Finally, I have got some time to sit down and write my thoughts down after making a lot of changes to my workflow to come up with a quite clean and sufficient dataset. This project is basically about data collection using API action from a Wikipedia site https://en.wikipedia.org/wiki/List_of_longest-reigning_monarchs.
I decided to go ahead with xml parse method instead of others such as json by chance. The way this data was constructed was far more complicated than I thought in the beginning. It was impossible for me to figure out a single unanimous Regex expression to capture all data of a single field. It seems like exceptions exist in all corners. As far as I am concerned, the only delimiter I could think of in this case is the row “\n” to escape new line. I intend to split the data into 3 tables corresponding to the ones in the site. I packed the workflow of each table in a different container in my workflow because they are different, though they might look similar to readers in the site :p
Monarchs of sovereign states with verifiable reigns by exact date
Monarchs of dependent or constituent states with verifiable reigns by exact date
Monarchs whose exact dates of rule are unknown
Then you’ve got to see how to filter only the important rows. Remember to pack the record ID tool within your step before cleansing the data because it will help you navigate where you were before. In this work, I use filter tool intensively to split the irregular behaved data apart then handle them separately before joining them back together with the rest.

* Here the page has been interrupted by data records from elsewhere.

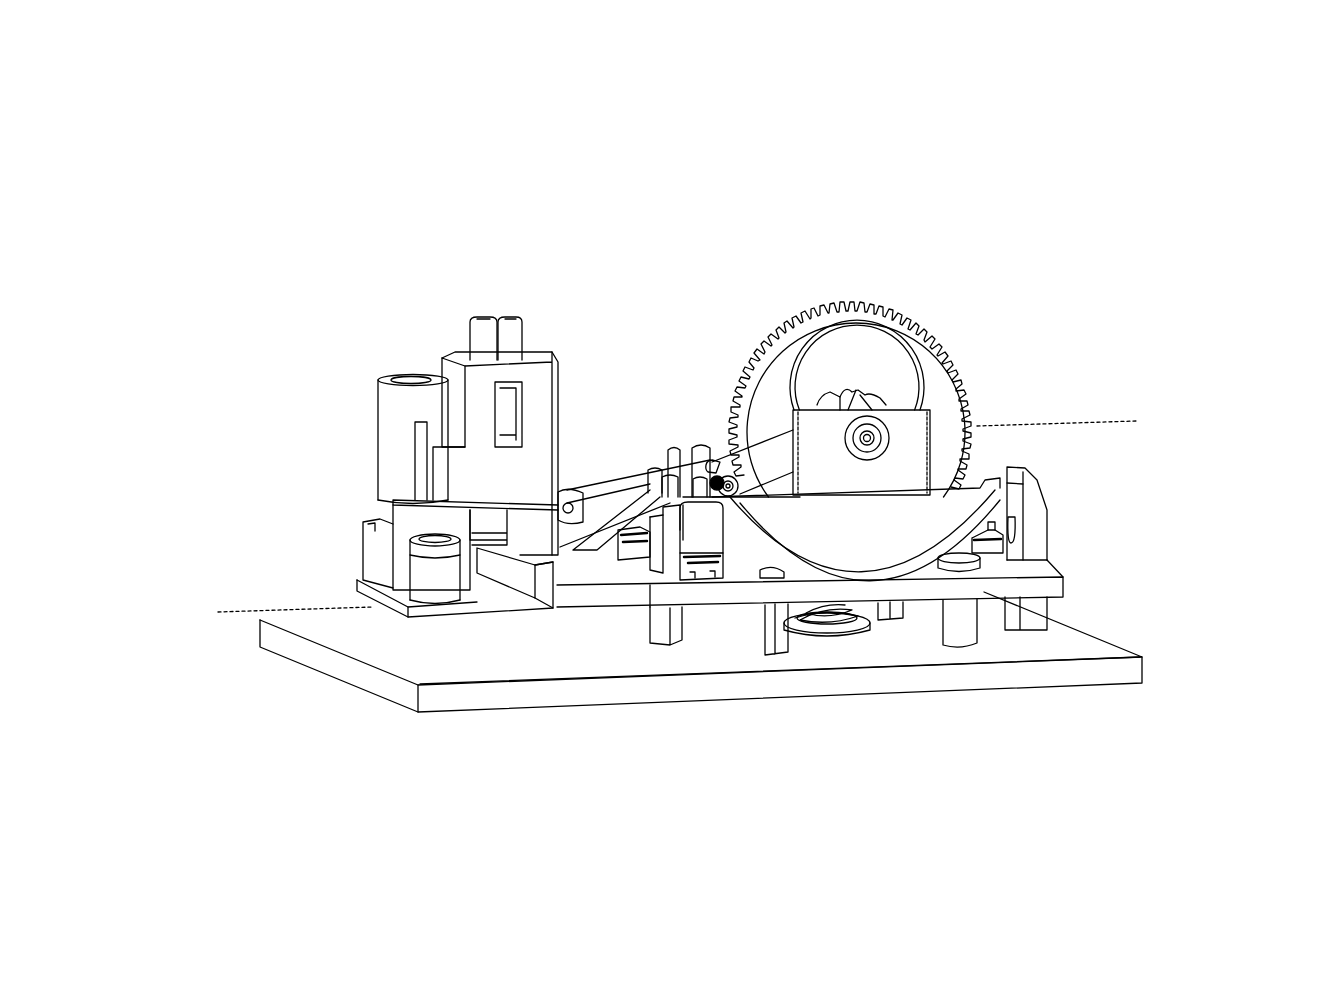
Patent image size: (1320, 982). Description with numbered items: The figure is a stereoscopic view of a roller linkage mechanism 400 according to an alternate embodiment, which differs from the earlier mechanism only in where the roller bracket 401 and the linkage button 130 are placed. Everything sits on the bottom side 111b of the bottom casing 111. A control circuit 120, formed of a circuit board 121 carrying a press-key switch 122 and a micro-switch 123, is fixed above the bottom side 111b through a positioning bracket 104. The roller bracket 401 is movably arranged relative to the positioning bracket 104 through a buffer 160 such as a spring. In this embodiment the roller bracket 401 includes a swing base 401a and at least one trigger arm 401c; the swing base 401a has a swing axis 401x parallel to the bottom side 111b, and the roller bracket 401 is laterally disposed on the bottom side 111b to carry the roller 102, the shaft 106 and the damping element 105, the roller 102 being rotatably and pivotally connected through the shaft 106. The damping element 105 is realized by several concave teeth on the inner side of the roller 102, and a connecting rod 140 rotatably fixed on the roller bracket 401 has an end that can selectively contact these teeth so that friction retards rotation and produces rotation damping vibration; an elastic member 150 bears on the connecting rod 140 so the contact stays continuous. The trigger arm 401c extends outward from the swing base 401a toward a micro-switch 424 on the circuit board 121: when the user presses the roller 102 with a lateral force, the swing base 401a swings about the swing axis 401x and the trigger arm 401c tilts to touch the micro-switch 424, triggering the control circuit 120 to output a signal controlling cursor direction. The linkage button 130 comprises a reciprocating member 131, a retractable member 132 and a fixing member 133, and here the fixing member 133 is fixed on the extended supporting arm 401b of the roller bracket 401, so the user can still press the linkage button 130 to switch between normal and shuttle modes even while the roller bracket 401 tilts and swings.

The roller linkage mechanism 400 is at (156, 82).
The roller 102 is at (860, 343).
The positioning bracket 104 is at (1037, 542).
The damping element 105 is at (803, 415).
The shaft 106 is at (890, 440).
The bottom casing 111 is at (716, 650).
The bottom side of the bottom casing 111b is at (1110, 648).
The control circuit 120 is at (1030, 748).
The circuit board 121 is at (925, 597).
The press-key switch 122 is at (887, 582).
The micro-switch 123 is at (990, 555).
The linkage button 130 is at (200, 430).
The reciprocating member 131 is at (440, 368).
The retractable member 132 is at (507, 432).
The fixing member 133 is at (383, 563).
The connecting rod 140 is at (610, 484).
The elastic member 150 is at (727, 555).
The buffer 160 is at (829, 627).
The roller bracket 401 is at (1251, 251).
The swing base 401a is at (968, 508).
The extended supporting arm 401b is at (497, 606).
The trigger arm 401c is at (675, 532).
The swing axis 401x is at (1085, 421).
The micro-switch 424 is at (703, 574).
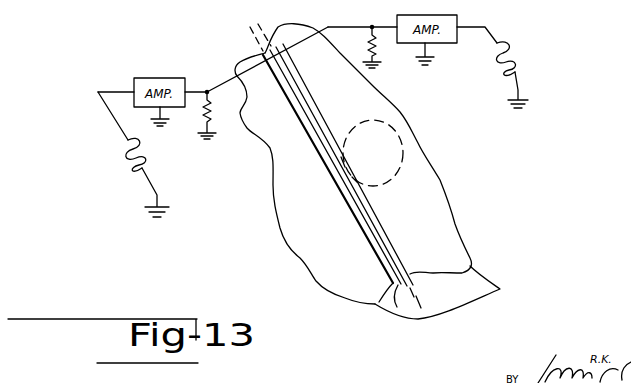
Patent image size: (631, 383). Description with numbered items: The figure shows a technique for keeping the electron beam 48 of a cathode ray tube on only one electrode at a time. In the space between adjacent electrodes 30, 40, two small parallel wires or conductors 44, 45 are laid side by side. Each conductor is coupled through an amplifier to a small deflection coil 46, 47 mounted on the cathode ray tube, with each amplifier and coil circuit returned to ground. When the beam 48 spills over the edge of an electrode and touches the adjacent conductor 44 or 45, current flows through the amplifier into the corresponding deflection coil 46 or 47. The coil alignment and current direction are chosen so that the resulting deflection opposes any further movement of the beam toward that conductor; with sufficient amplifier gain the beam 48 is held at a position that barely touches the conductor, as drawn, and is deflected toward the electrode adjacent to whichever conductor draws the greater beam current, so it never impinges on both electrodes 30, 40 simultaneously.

The electrode 30 is at (399, 171).
The electrode 40 is at (500, 289).
The conductor 44 is at (335, 167).
The conductor 45 is at (412, 278).
The deflection coil 46 is at (514, 57).
The deflection coil 47 is at (123, 163).
The electron beam 48 is at (400, 142).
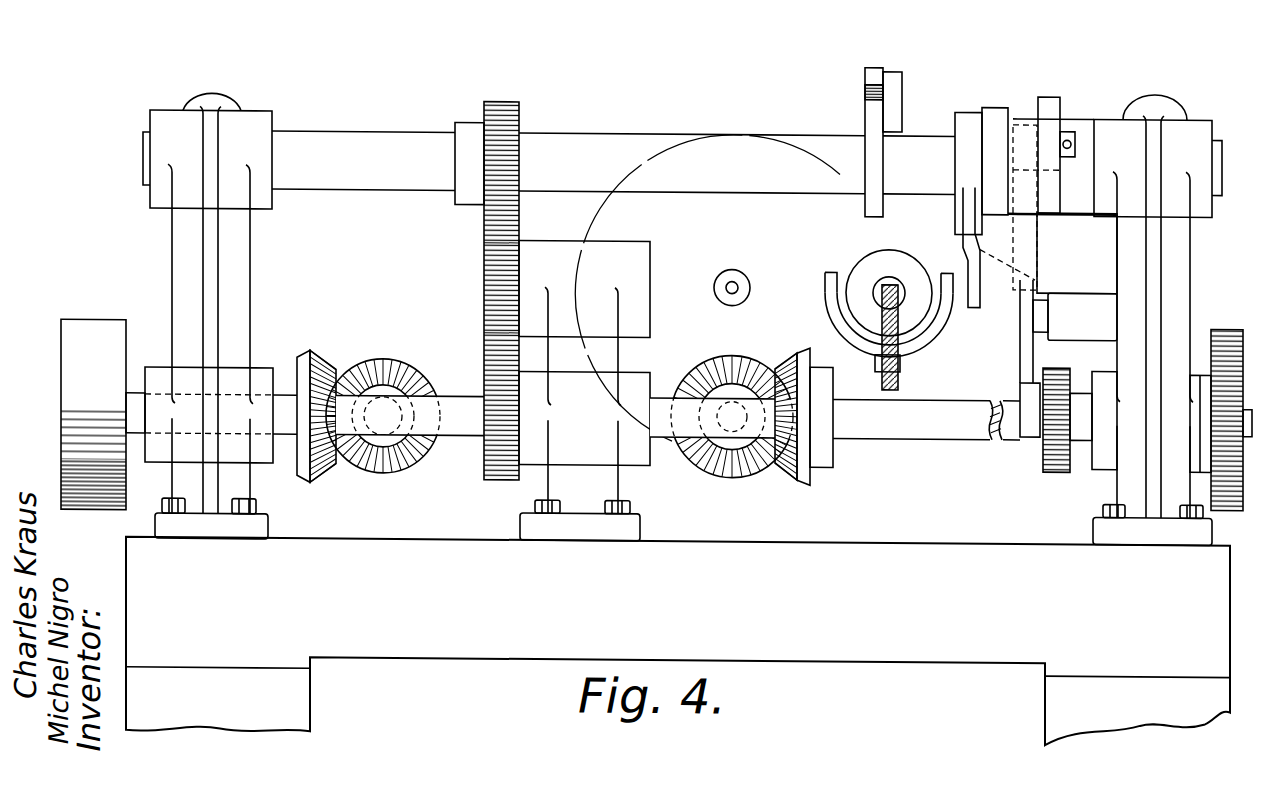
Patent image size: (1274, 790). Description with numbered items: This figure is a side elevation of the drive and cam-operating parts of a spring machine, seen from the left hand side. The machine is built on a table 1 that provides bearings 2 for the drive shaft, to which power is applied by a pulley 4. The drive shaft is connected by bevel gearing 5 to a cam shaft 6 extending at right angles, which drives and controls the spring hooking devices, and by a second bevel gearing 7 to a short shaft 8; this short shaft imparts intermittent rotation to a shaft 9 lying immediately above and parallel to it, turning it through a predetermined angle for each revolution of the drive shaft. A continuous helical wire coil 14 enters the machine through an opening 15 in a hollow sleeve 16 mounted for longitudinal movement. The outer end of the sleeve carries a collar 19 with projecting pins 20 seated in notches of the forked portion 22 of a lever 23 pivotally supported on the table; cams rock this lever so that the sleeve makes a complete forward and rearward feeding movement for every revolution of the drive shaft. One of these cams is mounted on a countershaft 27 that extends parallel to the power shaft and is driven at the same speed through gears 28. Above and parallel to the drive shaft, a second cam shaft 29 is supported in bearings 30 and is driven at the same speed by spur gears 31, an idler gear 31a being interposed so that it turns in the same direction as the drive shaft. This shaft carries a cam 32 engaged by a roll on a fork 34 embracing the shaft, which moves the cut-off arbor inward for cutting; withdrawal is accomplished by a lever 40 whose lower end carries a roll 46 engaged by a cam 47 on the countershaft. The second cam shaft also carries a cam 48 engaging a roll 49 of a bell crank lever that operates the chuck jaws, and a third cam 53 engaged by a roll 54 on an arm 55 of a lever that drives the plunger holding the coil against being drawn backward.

The table 1 is at (505, 600).
The bearings 2 is at (258, 466).
The pulley 4 is at (86, 338).
The bevel gearing 5 is at (348, 365).
The cam shaft 6 is at (393, 398).
The bevel gearing 7 is at (787, 466).
The short shaft 8 is at (727, 440).
The shaft 9 is at (733, 283).
The helical wire coil 14 is at (862, 378).
The opening 15 is at (893, 283).
The hollow sleeve 16 is at (904, 279).
The collar 19 is at (870, 256).
The projecting pins 20 is at (845, 266).
The forked portion 22 is at (835, 290).
The lever 23 is at (889, 334).
The countershaft 27 is at (1022, 430).
The gears 28 is at (1226, 323).
The second cam shaft 29 is at (385, 140).
The bearings 30 is at (232, 118).
The spur gears 31 is at (505, 103).
The idler gear 31a is at (492, 270).
The cam 32 is at (990, 108).
The fork 34 is at (957, 113).
The lever 40 is at (1046, 329).
The roll 46 is at (1045, 420).
The cam 47 is at (1052, 466).
The cam 48 is at (1048, 105).
The roll 49 is at (1048, 115).
The third cam 53 is at (873, 112).
The roll 54 is at (870, 79).
The arm 55 is at (892, 79).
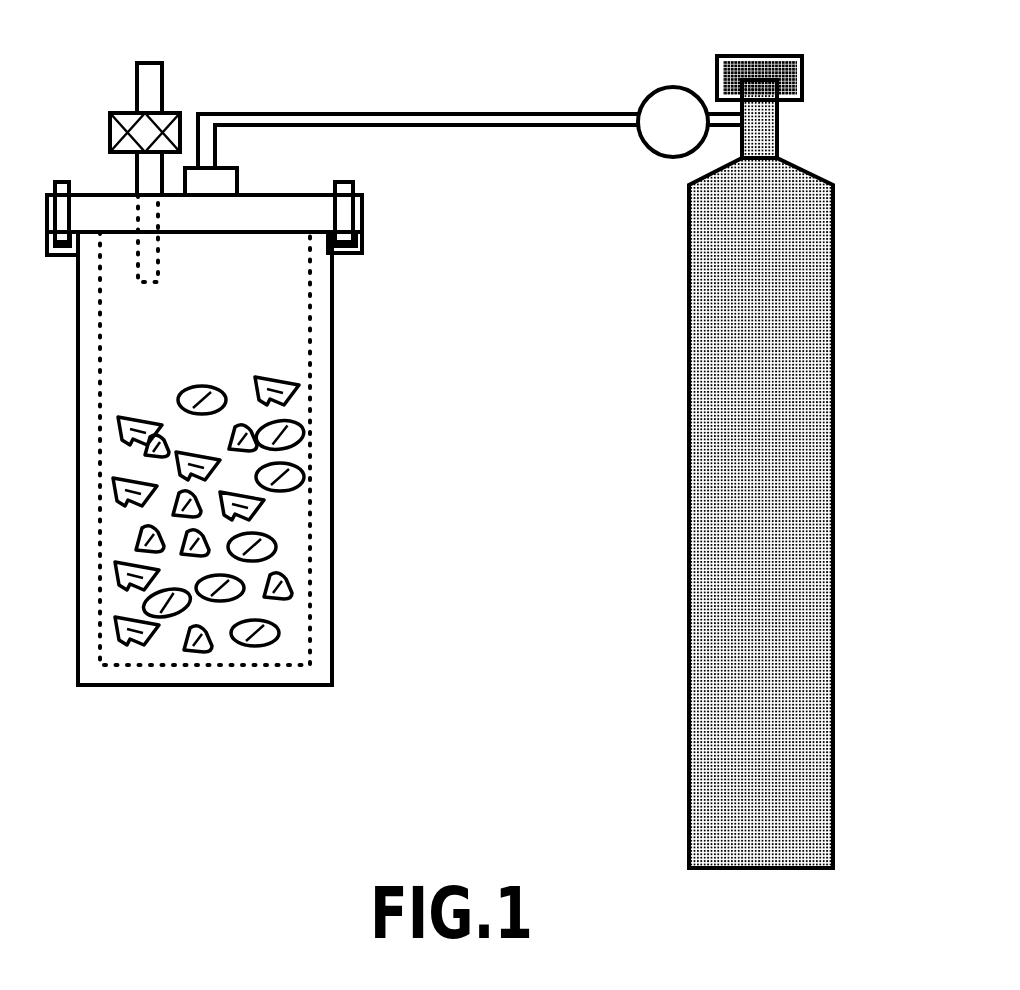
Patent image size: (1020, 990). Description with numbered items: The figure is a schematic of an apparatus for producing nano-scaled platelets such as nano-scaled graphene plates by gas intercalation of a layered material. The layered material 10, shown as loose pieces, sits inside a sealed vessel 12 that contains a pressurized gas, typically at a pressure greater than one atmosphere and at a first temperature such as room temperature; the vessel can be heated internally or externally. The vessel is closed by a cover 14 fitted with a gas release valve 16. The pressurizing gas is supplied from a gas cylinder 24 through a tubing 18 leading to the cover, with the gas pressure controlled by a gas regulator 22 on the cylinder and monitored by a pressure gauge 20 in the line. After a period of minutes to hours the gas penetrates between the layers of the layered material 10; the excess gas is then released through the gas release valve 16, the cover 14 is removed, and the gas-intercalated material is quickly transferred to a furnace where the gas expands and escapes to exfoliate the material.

The layered material 10 is at (283, 590).
The sealed vessel 12 is at (178, 675).
The cover 14 is at (323, 207).
The gas release valve 16 is at (110, 125).
The tubing 18 is at (263, 112).
The pressure gauge 20 is at (667, 88).
The gas regulator 22 is at (770, 57).
The gas cylinder 24 is at (688, 470).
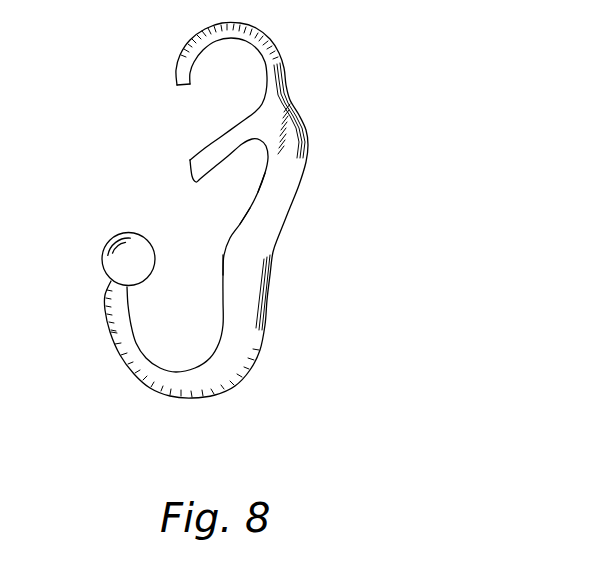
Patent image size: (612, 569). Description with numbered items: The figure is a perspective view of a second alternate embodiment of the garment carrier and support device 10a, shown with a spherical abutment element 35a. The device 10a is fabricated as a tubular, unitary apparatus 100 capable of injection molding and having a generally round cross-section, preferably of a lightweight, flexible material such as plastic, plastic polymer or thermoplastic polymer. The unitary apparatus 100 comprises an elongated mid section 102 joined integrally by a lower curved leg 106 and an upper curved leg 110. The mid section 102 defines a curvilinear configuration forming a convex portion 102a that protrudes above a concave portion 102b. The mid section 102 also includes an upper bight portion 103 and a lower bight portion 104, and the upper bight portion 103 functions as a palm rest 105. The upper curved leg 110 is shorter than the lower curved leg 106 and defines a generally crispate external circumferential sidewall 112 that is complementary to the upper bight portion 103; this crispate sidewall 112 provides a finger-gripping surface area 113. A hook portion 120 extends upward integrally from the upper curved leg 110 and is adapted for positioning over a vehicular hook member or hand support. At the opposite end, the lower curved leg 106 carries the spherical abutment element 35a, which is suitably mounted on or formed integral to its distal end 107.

The unitary apparatus 100 is at (342, 107).
The garment carrier and support device 10a is at (320, 67).
The hook portion 120 is at (176, 57).
The upper curved leg 110 is at (218, 133).
The upper bight portion 103 is at (308, 145).
The palm rest 105 is at (307, 166).
The crispate external circumferential sidewall 112 is at (258, 190).
The finger-gripping surface area 113 is at (242, 222).
The convex portion 102a is at (223, 258).
The concave portion 102b is at (274, 252).
The elongated mid section 102 is at (268, 278).
The lower bight portion 104 is at (267, 323).
The lower curved leg 106 is at (173, 398).
The distal end 107 is at (129, 284).
The spherical abutment element 35a is at (108, 243).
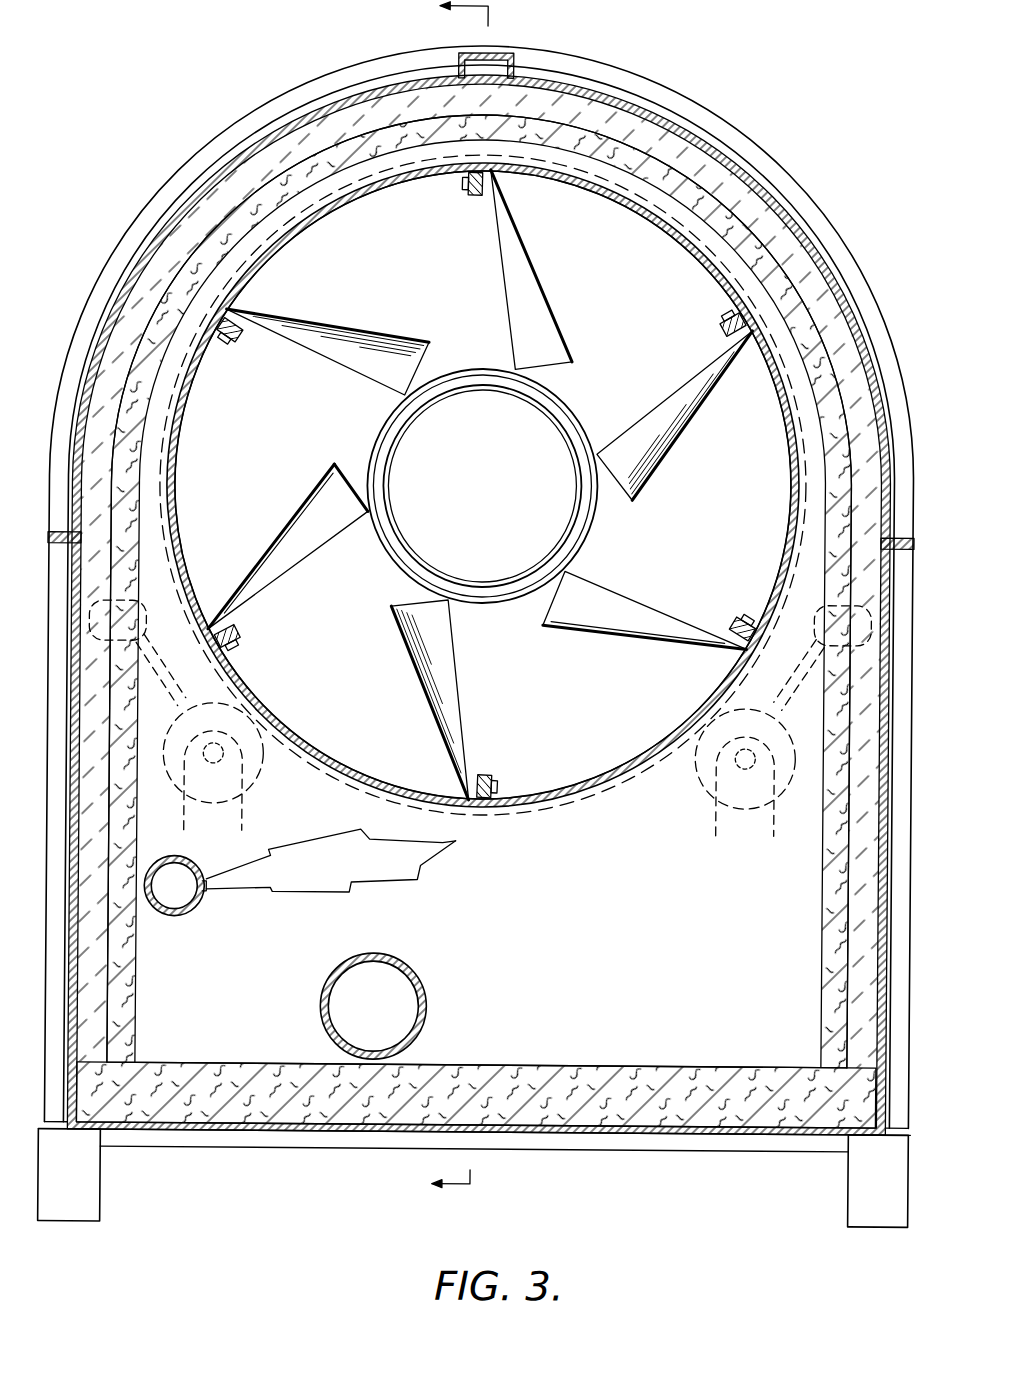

The end table look something like this:
Along the way, there are lots of issues coming across such as URL for API changes ( I would recommend saving the uncleaned data somewhere in your local instead of calling it from the page every time you run the workflow, and same content but different formats. This is a great chance for me to practice Parsing Regex Skill especially better understanding the lazy (?) and greedy (+) quantifiers when it comes to tokenizing data.
Bottom line: this project by far is the most significant API works I have ever created. I think that my workflow might be created in a more elegant and handy way by experienced specialists who have been doing it more regularly.
Fun fact: Alteryx doesn’t allow date type of data before the year 1400 AD (this issue occurs encountered in this case because there are quite a lot of Monarch whose reigns dated back hundred or thousand years before Christ.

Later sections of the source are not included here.